Created and co-edited by Art Spiegelman and his partner Francoise Mouly, RAW started life in the early 1980's as a tabloid-sized alternate comix anthology. Serialized therein were the first six chapters of Spiegelman's Maus, an astonishing and towering piece of comix work that eventually got book publication in 1986, leading to great sales and awards. The commercial and critical success of Maus seems to have fueled the re-birth of RAW as a glossy trade paperback in 1989, sold primarily in bookstores and not comics shops.
RAW is steadfastly avant-garde in many of its selections, though that doesn't mean an abandonment of plot or characterization for many of the creators within. In this smart, engaging issue, stand-outs include a new chapter of Maus (the remaining chapters would be collected into Maus II in 1991, though most new editions of Spiegelman's great work now include all the chapters of the story).
Richard McGuire's "Here" seems in many ways to be the most influential piece collected, um, here. It plays with time in a manner specific and peculiar to the comic format, and has garnered praise from a number of cartoonists (including Chris Ware) who claim its influence changed their cartooning.
On the lighter side, RAW reprints a decades-old "Powerhouse Pepper" story by Basil Wolverton, a terrific comics artist and writer of the 1940's and 1950's and an engagingly, anomalously oddball talent for his time. Kim Deitch's "Karla in Kommieland" also delights with its weird take on the Red Scare.
On the weird horror end of things, Mark Beyer's "The Glass Thief" is crudely and disturbingly drawn and written. It's as if Grandma Moses illustrated a comic by Thomas Ligotti. An entry from the terrific Charles Burns, "Teen Plague," offers a grotesque tale of body horror and mental disturbance, all drawn by Burns in his just-slightly-off-'realistic' mode of cartooning.

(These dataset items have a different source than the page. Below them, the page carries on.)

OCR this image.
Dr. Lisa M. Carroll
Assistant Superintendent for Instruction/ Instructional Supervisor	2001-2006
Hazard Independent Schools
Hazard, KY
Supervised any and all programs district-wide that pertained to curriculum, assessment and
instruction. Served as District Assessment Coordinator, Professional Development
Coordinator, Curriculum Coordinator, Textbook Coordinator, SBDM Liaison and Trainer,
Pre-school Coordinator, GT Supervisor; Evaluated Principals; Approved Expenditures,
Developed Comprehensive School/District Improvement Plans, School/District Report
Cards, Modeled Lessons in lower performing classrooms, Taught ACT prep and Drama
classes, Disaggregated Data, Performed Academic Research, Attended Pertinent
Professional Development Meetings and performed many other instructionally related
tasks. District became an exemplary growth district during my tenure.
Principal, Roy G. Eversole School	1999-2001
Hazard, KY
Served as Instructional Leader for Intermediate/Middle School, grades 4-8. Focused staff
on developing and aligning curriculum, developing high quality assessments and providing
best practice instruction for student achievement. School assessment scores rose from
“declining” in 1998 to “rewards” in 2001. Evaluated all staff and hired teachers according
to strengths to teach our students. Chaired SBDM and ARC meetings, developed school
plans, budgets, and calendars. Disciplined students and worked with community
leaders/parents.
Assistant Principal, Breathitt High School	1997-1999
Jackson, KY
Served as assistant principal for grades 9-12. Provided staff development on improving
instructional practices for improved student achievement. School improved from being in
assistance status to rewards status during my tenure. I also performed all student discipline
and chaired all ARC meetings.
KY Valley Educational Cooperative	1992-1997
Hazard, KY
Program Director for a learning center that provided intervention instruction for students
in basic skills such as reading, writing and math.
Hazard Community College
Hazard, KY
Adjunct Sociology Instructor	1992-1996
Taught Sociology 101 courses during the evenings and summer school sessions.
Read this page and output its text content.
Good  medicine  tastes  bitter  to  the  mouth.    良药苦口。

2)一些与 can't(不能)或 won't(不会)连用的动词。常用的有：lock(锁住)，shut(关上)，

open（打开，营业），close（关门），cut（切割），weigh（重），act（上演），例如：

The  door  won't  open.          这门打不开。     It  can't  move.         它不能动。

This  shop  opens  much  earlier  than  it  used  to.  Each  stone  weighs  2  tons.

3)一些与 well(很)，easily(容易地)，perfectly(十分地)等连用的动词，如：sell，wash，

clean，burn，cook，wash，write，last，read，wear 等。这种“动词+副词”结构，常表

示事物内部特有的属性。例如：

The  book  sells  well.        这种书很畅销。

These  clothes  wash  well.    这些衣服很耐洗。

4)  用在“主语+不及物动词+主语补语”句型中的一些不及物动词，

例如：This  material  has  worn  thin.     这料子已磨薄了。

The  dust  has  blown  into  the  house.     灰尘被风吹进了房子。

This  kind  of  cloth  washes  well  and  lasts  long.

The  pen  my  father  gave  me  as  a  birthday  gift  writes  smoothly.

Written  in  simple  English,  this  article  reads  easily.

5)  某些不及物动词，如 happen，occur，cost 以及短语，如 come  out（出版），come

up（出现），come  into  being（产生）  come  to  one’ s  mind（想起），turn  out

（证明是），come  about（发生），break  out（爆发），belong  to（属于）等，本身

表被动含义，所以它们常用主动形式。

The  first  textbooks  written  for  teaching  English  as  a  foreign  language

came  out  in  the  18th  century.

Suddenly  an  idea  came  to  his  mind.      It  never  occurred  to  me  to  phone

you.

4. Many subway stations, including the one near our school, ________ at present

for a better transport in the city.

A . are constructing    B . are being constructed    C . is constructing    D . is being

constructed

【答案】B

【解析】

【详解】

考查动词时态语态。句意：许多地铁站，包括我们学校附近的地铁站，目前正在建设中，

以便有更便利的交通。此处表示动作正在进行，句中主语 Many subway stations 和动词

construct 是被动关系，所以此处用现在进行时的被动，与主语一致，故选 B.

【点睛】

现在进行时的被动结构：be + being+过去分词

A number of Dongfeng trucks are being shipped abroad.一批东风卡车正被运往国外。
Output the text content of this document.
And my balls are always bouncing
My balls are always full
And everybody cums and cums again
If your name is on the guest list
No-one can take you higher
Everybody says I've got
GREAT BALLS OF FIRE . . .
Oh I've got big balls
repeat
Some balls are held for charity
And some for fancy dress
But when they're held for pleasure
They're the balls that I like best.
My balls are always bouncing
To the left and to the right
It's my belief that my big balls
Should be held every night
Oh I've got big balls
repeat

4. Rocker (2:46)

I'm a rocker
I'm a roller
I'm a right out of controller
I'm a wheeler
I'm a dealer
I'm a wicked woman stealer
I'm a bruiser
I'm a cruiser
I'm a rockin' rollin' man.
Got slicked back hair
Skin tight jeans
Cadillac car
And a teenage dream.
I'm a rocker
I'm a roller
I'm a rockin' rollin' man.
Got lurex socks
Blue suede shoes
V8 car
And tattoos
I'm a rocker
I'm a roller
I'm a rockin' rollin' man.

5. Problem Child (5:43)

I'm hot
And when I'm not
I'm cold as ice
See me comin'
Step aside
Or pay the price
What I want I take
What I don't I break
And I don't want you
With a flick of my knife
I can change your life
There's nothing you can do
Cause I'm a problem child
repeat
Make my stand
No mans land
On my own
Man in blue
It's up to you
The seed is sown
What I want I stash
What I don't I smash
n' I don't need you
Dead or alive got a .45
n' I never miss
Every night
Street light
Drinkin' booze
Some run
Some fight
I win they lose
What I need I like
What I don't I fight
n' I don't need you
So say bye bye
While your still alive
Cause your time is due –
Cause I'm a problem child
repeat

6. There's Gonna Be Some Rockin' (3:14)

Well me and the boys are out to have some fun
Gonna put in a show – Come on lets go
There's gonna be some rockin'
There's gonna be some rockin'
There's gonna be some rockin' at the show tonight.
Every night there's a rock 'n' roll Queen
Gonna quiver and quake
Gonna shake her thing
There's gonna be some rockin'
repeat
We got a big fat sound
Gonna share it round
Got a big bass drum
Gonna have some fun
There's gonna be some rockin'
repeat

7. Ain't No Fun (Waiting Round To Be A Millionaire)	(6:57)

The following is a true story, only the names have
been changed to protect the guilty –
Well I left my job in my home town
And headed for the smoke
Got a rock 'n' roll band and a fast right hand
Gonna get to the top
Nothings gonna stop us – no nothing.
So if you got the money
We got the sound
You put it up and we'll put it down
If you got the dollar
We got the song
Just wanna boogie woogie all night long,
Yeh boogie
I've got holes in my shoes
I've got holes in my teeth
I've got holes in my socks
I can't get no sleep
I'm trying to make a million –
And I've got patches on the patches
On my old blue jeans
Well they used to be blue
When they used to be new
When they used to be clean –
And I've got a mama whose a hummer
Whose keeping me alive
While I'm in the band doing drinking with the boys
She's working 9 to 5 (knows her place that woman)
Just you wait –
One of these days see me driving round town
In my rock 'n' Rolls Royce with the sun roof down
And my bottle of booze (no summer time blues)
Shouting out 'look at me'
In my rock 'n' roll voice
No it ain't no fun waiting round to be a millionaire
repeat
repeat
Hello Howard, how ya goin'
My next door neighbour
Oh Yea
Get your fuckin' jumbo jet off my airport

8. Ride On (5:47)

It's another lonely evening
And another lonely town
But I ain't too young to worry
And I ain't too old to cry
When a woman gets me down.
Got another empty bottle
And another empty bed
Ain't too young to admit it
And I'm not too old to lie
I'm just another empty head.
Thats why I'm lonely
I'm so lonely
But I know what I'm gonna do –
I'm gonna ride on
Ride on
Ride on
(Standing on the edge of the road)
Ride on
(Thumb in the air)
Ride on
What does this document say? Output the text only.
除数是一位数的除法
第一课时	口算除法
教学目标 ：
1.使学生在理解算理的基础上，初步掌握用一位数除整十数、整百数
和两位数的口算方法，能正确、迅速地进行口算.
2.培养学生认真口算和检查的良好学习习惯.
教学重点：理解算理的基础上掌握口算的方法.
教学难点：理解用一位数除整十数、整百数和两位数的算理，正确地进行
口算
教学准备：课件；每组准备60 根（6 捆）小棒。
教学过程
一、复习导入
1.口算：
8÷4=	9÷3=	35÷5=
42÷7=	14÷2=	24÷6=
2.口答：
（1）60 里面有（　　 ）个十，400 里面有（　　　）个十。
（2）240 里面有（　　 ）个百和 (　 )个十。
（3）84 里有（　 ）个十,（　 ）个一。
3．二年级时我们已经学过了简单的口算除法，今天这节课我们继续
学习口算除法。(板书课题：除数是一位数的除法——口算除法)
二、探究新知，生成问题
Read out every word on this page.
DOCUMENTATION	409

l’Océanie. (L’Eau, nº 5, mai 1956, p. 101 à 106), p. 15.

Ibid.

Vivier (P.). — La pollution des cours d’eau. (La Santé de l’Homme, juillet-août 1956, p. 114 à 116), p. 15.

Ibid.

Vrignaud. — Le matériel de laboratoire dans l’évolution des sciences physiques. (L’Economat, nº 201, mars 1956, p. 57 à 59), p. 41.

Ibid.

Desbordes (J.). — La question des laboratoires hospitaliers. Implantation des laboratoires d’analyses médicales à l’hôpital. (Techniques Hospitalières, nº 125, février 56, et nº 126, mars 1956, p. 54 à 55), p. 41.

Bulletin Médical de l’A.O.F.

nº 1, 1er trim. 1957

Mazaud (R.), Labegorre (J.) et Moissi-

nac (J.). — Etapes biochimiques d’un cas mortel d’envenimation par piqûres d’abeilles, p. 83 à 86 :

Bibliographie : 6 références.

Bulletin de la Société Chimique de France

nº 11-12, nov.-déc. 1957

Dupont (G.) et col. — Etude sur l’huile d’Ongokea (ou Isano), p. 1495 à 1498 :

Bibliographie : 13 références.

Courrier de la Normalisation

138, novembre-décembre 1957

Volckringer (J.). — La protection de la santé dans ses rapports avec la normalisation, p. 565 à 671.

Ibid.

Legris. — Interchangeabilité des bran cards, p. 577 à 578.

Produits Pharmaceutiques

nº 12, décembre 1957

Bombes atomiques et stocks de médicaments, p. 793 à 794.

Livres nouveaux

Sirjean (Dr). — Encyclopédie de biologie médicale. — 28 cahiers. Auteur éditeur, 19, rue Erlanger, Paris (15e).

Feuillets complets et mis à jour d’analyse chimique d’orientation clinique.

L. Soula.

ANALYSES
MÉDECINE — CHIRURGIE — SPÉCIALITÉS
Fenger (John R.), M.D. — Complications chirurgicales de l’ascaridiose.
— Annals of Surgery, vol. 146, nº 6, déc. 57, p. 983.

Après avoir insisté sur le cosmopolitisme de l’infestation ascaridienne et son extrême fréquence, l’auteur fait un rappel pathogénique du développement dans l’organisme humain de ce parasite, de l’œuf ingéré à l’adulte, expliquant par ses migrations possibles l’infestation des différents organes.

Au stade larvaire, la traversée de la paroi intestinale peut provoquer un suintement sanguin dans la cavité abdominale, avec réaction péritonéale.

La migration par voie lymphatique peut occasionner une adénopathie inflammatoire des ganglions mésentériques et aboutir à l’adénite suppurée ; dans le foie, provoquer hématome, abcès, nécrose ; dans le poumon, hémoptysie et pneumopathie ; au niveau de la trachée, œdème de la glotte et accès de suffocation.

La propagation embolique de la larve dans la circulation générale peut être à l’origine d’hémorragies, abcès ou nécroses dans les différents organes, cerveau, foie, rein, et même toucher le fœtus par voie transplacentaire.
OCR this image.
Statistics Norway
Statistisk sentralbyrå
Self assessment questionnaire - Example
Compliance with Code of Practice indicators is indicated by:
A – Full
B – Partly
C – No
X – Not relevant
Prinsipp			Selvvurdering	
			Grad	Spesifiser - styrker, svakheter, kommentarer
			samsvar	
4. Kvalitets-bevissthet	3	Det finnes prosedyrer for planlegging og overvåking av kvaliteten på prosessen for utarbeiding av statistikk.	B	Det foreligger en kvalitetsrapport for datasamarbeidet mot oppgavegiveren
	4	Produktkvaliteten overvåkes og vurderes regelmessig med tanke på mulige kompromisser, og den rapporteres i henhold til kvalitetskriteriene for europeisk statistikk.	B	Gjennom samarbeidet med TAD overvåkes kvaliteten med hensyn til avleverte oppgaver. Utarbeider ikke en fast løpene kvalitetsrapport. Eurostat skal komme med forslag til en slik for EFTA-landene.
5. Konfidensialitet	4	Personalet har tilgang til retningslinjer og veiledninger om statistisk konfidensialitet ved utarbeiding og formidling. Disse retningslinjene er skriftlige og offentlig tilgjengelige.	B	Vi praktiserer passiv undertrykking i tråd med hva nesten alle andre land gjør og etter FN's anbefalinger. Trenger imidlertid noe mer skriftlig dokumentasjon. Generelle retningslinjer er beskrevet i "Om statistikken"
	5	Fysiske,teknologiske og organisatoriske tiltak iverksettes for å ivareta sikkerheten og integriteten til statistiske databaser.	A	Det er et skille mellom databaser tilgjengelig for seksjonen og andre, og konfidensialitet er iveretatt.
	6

Other stories aren't quite as memorable, but the overall effect is hard to critique, as even the experiments I found unsuccessful still have the capacity to disturb and to challenge one's normative ideas of comic narration and subject. In all, highly recommended.
RAW Volume 2, Issue 2 (1990): edited by Francoise Mouly and Art Spiegelman, containing comics by Art Spiegelman, Charles Burns, Justin Green, Mark Beyer, Kim Deitch, Boody Rogers, Lynda Barry, Jacques Tardi, Winsor McKay, Henry Darger, Chris Ware, and others.
RAW magazine's second Penguin/Pantheon release offers another eclectic mix of comix, art, and the occasional article. The show-stopper is a piece on Henry Darger, a Chicago janitor who wrote an absolutely massive piece of illustrated fantasy generally referred to as "The Child Slave Rebellion."
His work wasn't made public until his landlord cleaned out his room after his death in the early 1970's. Among other things, a documentary on Sarger called In the Realms of the Unreal resulted. Art and story are both surpassingly, naively weird and startling.
Other stand-outs in this issue include another chapter of Art Spiegelman's Maus, another disturbingly weird offering from writer-artist Mark Beyer, an early piece from an up-and-coming Chris Ware (Jimmy Corrigan, Acme Novelty Library), and a beautifully drawn bit of Kafkaesque horror from Jacques Tardi.
A marvelous bit of personal history from Lynda Barry and a weird reprint of an incredibly odd 'mainstream' 1949 comic-book story from Boody Rogers also delight and confound. Highly recommended.